If Coppola’s plan was to make a movie with nothing behind it, as a method of establishing character, it was a bad plan.

———

It dawned on me what the core difference was about THE BLING RING compared to the Sofia Coppola movies that came before. Whether she’s aware of it or not, I don’t get the sense she likes any of her central characters (again, outside of Marc). Yes, you can make the argument that they’re not meant to be likable, and that’s fair. Some of the greatest motion art features unlikable people at their core (hell, AMC gained a second life off the backs of two of them, Walter White and Don Draper). But in both of those cases, Vince Gilligan and Matthew Weiner found their creations fascinating, even when they were being awful. They, and their crack team of writers, liked exploring these guys.

The problem here is that I don’t get the sense that Coppola really cracked what could have been interesting about The Bling Ring themselves.

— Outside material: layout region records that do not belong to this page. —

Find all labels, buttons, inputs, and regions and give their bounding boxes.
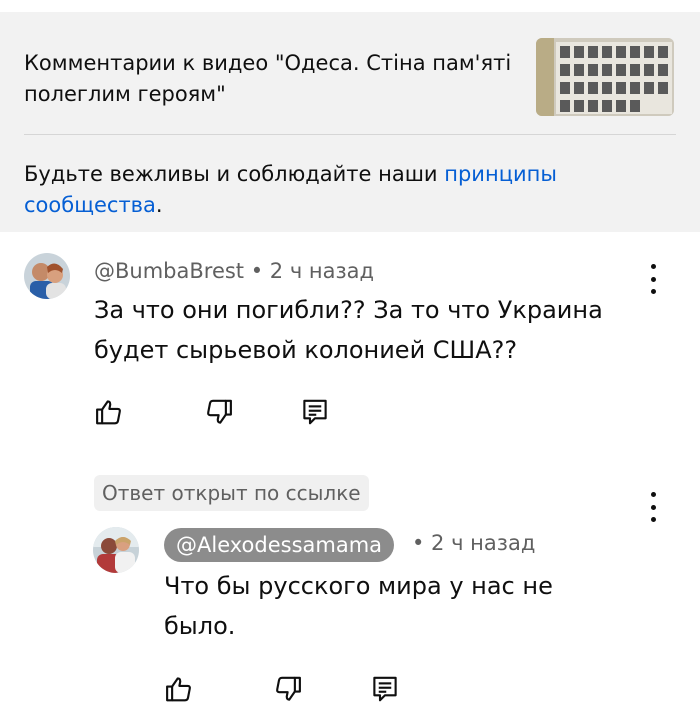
reply-button[interactable] bbox=[300, 397, 332, 429]
comment-text: За что они погибли?? За то что Украина б… bbox=[94, 296, 603, 364]
thumb-down-icon bbox=[207, 399, 232, 424]
like-button[interactable] bbox=[94, 397, 126, 429]
reply-icon bbox=[303, 399, 327, 425]
avatar[interactable] bbox=[93, 527, 139, 573]
reply-author-chip[interactable]: @Alexodessamama bbox=[164, 528, 395, 562]
dislike-button[interactable] bbox=[204, 397, 236, 429]
dislike-button[interactable] bbox=[273, 674, 305, 706]
header-title: Комментарии к видео "Одеса. Стіна пам'ят… bbox=[24, 51, 512, 106]
thumb-up-icon bbox=[96, 400, 121, 425]
reply-more-options-icon[interactable] bbox=[641, 492, 665, 522]
video-thumbnail[interactable] bbox=[536, 38, 674, 116]
reply-timestamp: • 2 ч назад bbox=[412, 531, 536, 555]
comment-author-meta: @BumbaBrest • 2 ч назад bbox=[94, 259, 374, 283]
comment-timestamp: 2 ч назад bbox=[269, 259, 375, 283]
thumb-up-icon bbox=[166, 677, 191, 702]
reply-button[interactable] bbox=[370, 674, 402, 706]
thumb-down-icon bbox=[276, 676, 301, 701]
community-guidelines-note: Будьте вежливы и соблюдайте наши принцип… bbox=[24, 159, 624, 221]
header-divider bbox=[24, 134, 676, 135]
linked-reply-badge: Ответ открыт по ссылке bbox=[94, 475, 369, 511]
guidelines-end: . bbox=[155, 193, 163, 217]
comments-header: Комментарии к видео "Одеса. Стіна пам'ят… bbox=[0, 12, 700, 232]
guidelines-text: Будьте вежливы и соблюдайте наши bbox=[24, 162, 445, 186]
avatar[interactable] bbox=[24, 253, 70, 299]
comment-author[interactable]: @BumbaBrest bbox=[94, 259, 244, 283]
reply-text: Что бы русского мира у нас не было. bbox=[164, 572, 553, 640]
reply-icon bbox=[373, 676, 397, 702]
like-button[interactable] bbox=[164, 674, 196, 706]
meta-separator: • bbox=[244, 259, 270, 283]
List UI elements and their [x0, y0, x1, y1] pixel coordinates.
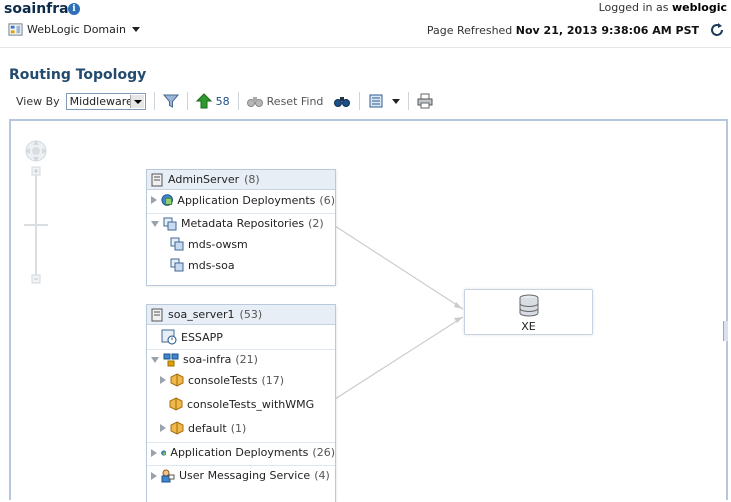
soa-infra-count: (21): [235, 353, 258, 366]
user-messaging-icon: [161, 469, 175, 482]
header-divider: [0, 47, 731, 48]
soa-server-name: soa_server1: [168, 308, 235, 321]
composite-row[interactable]: default (1): [147, 418, 335, 438]
app-deployment-icon: [161, 194, 173, 206]
toolbar-divider: [359, 92, 361, 110]
repo-item[interactable]: mds-owsm: [147, 234, 335, 254]
ums-row[interactable]: User Messaging Service (4): [147, 465, 335, 485]
chevron-down-icon: [129, 94, 144, 108]
collapse-icon[interactable]: [151, 220, 159, 227]
reset-find-label: Reset Find: [266, 94, 324, 108]
go-up-button[interactable]: 58: [195, 93, 230, 109]
soa-server-header[interactable]: soa_server1 (53): [147, 305, 335, 325]
database-name: XE: [521, 320, 536, 333]
soa-app-deployments-row[interactable]: Application Deployments (26): [147, 442, 335, 462]
layout-icon[interactable]: [368, 93, 384, 109]
default-count: (1): [230, 421, 247, 435]
composite-icon: [170, 373, 184, 387]
metadata-repos-row[interactable]: Metadata Repositories (2): [147, 213, 335, 233]
chevron-down-icon[interactable]: [392, 98, 401, 104]
toolbar-divider: [153, 92, 155, 110]
print-icon[interactable]: [417, 93, 433, 109]
binoculars-icon[interactable]: [333, 94, 351, 108]
admin-server-header[interactable]: AdminServer (8): [147, 170, 335, 190]
console-tests-wmg-label: consoleTests_withWMG: [187, 397, 315, 411]
scheduler-icon: [161, 329, 177, 345]
console-tests-count: (17): [261, 373, 285, 387]
toolbar-divider: [237, 92, 239, 110]
info-icon[interactable]: i: [68, 3, 80, 15]
refresh-icon[interactable]: [709, 22, 725, 38]
repository-icon: [170, 237, 184, 251]
topology-canvas[interactable]: AdminServer (8) Application Deployments …: [9, 119, 728, 502]
page-refreshed: Page Refreshed Nov 21, 2013 9:38:06 AM P…: [427, 24, 699, 37]
admin-server-count: (8): [244, 173, 260, 186]
logged-in-user[interactable]: weblogic: [672, 1, 727, 14]
composite-icon: [170, 421, 184, 435]
view-by-label: View By: [16, 94, 60, 108]
admin-app-deployments-row[interactable]: Application Deployments (6): [147, 190, 335, 210]
up-arrow-icon: [195, 93, 212, 109]
repo-label: mds-owsm: [188, 237, 248, 251]
expand-icon[interactable]: [151, 471, 157, 480]
topology-toolbar: View By Middleware 58 Reset Find: [10, 89, 730, 113]
admin-app-deployments-count: (6): [319, 193, 335, 207]
metadata-repos-label: Metadata Repositories: [181, 217, 305, 230]
soa-server-count: (53): [239, 308, 263, 321]
repository-icon: [170, 258, 184, 272]
view-by-value: Middleware: [69, 94, 133, 108]
chevron-down-icon: [131, 27, 140, 32]
refresh-time: Nov 21, 2013 9:38:06 AM PST: [515, 24, 699, 37]
database-node[interactable]: XE: [464, 289, 593, 335]
soa-app-deployments-count: (26): [312, 446, 335, 459]
refresh-prefix: Page Refreshed: [426, 24, 513, 37]
admin-app-deployments-label: Application Deployments: [177, 193, 316, 207]
expand-icon[interactable]: [160, 376, 166, 384]
weblogic-domain-menu[interactable]: WebLogic Domain: [8, 22, 140, 37]
page-title: Routing Topology: [9, 67, 147, 83]
binoculars-gray-icon: [246, 97, 263, 107]
reset-find-button[interactable]: Reset Find: [246, 94, 324, 108]
essapp-row[interactable]: ESSAPP: [147, 327, 335, 347]
logged-in-status: Logged in as weblogic: [599, 1, 727, 14]
repo-item[interactable]: mds-soa: [147, 255, 335, 275]
connector-lines: [334, 225, 464, 400]
expand-icon[interactable]: [151, 196, 157, 204]
toolbar-divider: [408, 92, 410, 110]
composite-row[interactable]: consoleTests_withWMG: [147, 394, 335, 414]
domain-menu-label: WebLogic Domain: [27, 23, 126, 36]
composite-row[interactable]: consoleTests (17): [147, 370, 335, 390]
domain-icon: [8, 23, 23, 36]
app-deployment-icon: [161, 449, 167, 456]
collapse-icon[interactable]: [151, 356, 159, 363]
metadata-repo-icon: [163, 217, 177, 230]
view-by-select[interactable]: Middleware: [65, 92, 146, 110]
soa-infra-label: soa-infra: [183, 353, 232, 366]
app-title: soainfra: [4, 1, 69, 17]
toolbar-divider: [186, 92, 188, 110]
ums-label: User Messaging Service: [179, 469, 311, 482]
filter-icon[interactable]: [162, 93, 179, 109]
soa-infra-icon: [163, 353, 179, 366]
soa-infra-row[interactable]: soa-infra (21): [147, 349, 335, 369]
metadata-repos-count: (2): [308, 217, 324, 230]
logged-in-prefix: Logged in as: [598, 1, 669, 14]
server-icon: [151, 173, 163, 186]
ums-count: (4): [314, 469, 330, 482]
repo-label: mds-soa: [188, 258, 235, 272]
server-icon: [151, 308, 163, 321]
admin-server-name: AdminServer: [168, 173, 240, 186]
panel-collapse-handle[interactable]: [723, 321, 728, 341]
composite-icon: [169, 397, 183, 411]
up-count: 58: [215, 94, 230, 108]
expand-icon[interactable]: [160, 424, 166, 432]
database-icon: [519, 294, 539, 317]
default-label: default: [188, 421, 227, 435]
essapp-label: ESSAPP: [181, 330, 223, 344]
admin-server-node[interactable]: AdminServer (8) Application Deployments …: [146, 169, 336, 286]
soa-app-deployments-label: Application Deployments: [170, 446, 309, 459]
expand-icon[interactable]: [151, 448, 157, 457]
soa-server-node[interactable]: soa_server1 (53) ESSAPP soa-infra (21) c…: [146, 304, 336, 502]
console-tests-label: consoleTests: [188, 373, 258, 387]
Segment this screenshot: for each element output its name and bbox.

I genuinely think she thought she could, or she certainly wouldn’t have spent two years of her life making it. But at the end of it all, it wasn’t there.

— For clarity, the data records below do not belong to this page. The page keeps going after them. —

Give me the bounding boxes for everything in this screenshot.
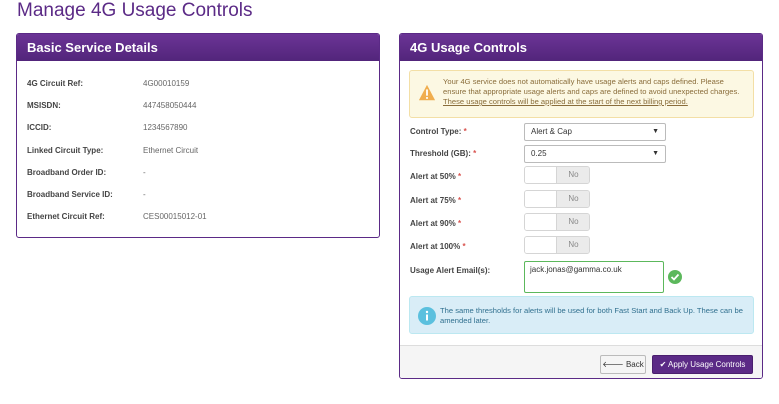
toggle-knob (525, 214, 557, 230)
back-button-label: Back (625, 360, 644, 369)
toggle-knob (525, 167, 557, 183)
warning-message: Your 4G service does not automatically h… (443, 77, 740, 96)
warning-alert: Your 4G service does not automatically h… (409, 70, 754, 118)
control-type-value: Alert & Cap (531, 127, 572, 136)
threshold-value: 0.25 (531, 149, 547, 158)
basic-service-header: Basic Service Details (17, 34, 379, 61)
detail-label: MSISDN: (27, 101, 61, 110)
apply-button-label: Apply Usage Controls (668, 360, 746, 369)
detail-value: 4G00010159 (143, 79, 190, 88)
detail-value: 1234567890 (143, 123, 188, 132)
required-mark: * (458, 172, 462, 181)
control-type-select[interactable]: Alert & Cap ▼ (524, 123, 666, 141)
threshold-select[interactable]: 0.25 ▼ (524, 145, 666, 163)
usage-alert-email-textarea[interactable]: jack.jonas@gamma.co.uk (524, 261, 664, 293)
alert-75-label: Alert at 75% * (410, 196, 461, 205)
chevron-down-icon: ▼ (652, 128, 659, 135)
usage-controls-panel: 4G Usage Controls Your 4G service does n… (399, 33, 763, 379)
panel-footer: 🡐 Back ✔ Apply Usage Controls (400, 345, 762, 378)
back-button[interactable]: 🡐 Back (600, 355, 646, 374)
toggle-knob (525, 237, 557, 253)
toggle-state: No (557, 167, 589, 183)
info-text: The same thresholds for alerts will be u… (440, 306, 743, 325)
threshold-label: Threshold (GB): * (410, 149, 476, 158)
required-mark: * (462, 242, 466, 251)
warning-text: Your 4G service does not automatically h… (443, 77, 748, 107)
alert-75-toggle[interactable]: No (524, 190, 590, 208)
arrow-left-icon: 🡐 (602, 360, 624, 369)
alert-50-toggle[interactable]: No (524, 166, 590, 184)
detail-label: ICCID: (27, 123, 52, 132)
detail-value: - (143, 190, 146, 199)
control-type-label: Control Type: * (410, 127, 467, 136)
basic-service-panel: Basic Service Details 4G Circuit Ref: 4G… (16, 33, 380, 238)
alert-75-label-text: Alert at 75% (410, 196, 456, 205)
check-circle-icon (668, 270, 682, 284)
required-mark: * (458, 196, 462, 205)
required-mark: * (473, 149, 477, 158)
detail-value: - (143, 168, 146, 177)
check-icon: ✔ (659, 360, 667, 369)
toggle-state: No (557, 237, 589, 253)
warning-icon (418, 84, 436, 101)
alert-50-label: Alert at 50% * (410, 172, 461, 181)
detail-value: CES00015012-01 (143, 212, 207, 221)
alert-100-toggle[interactable]: No (524, 236, 590, 254)
alert-90-label: Alert at 90% * (410, 219, 461, 228)
detail-label: Broadband Service ID: (27, 190, 113, 199)
info-alert: The same thresholds for alerts will be u… (409, 296, 754, 334)
detail-label: Broadband Order ID: (27, 168, 107, 177)
detail-value: 447458050444 (143, 101, 197, 110)
required-mark: * (463, 127, 467, 136)
detail-label: Ethernet Circuit Ref: (27, 212, 105, 221)
detail-label: Linked Circuit Type: (27, 146, 104, 155)
detail-label: 4G Circuit Ref: (27, 79, 84, 88)
alert-90-label-text: Alert at 90% (410, 219, 456, 228)
control-type-label-text: Control Type: (410, 127, 462, 136)
toggle-state: No (557, 214, 589, 230)
apply-usage-controls-button[interactable]: ✔ Apply Usage Controls (652, 355, 753, 374)
required-mark: * (458, 219, 462, 228)
toggle-knob (525, 191, 557, 207)
detail-value: Ethernet Circuit (143, 146, 199, 155)
usage-controls-header: 4G Usage Controls (400, 34, 762, 61)
threshold-label-text: Threshold (GB): (410, 149, 471, 158)
email-label: Usage Alert Email(s): (410, 266, 491, 275)
warning-link[interactable]: These usage controls will be applied at … (443, 97, 688, 106)
info-icon (418, 307, 436, 325)
toggle-state: No (557, 191, 589, 207)
alert-100-label-text: Alert at 100% (410, 242, 461, 251)
alert-90-toggle[interactable]: No (524, 213, 590, 231)
chevron-down-icon: ▼ (652, 150, 659, 157)
alert-100-label: Alert at 100% * (410, 242, 466, 251)
page-title: Manage 4G Usage Controls (17, 0, 253, 21)
alert-50-label-text: Alert at 50% (410, 172, 456, 181)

Ultimately, it turned out Coppola just kinda had nothing to say in regards to late 2000’s pop culture, which is a shame, because it was actually a pretty dark time. And maybe diving into the production of a movie set at that time in 2011 was too soon. But you figure if anyone was custom built to come up with something insightful about a very strange era in American culture, you’d figure Sofia Coppola would be the one.

And yet, she found nothing. It provided nothing for her, and she reflected it back in kind. And in a way, doesn’t that make it the ultimate 2000’s movie?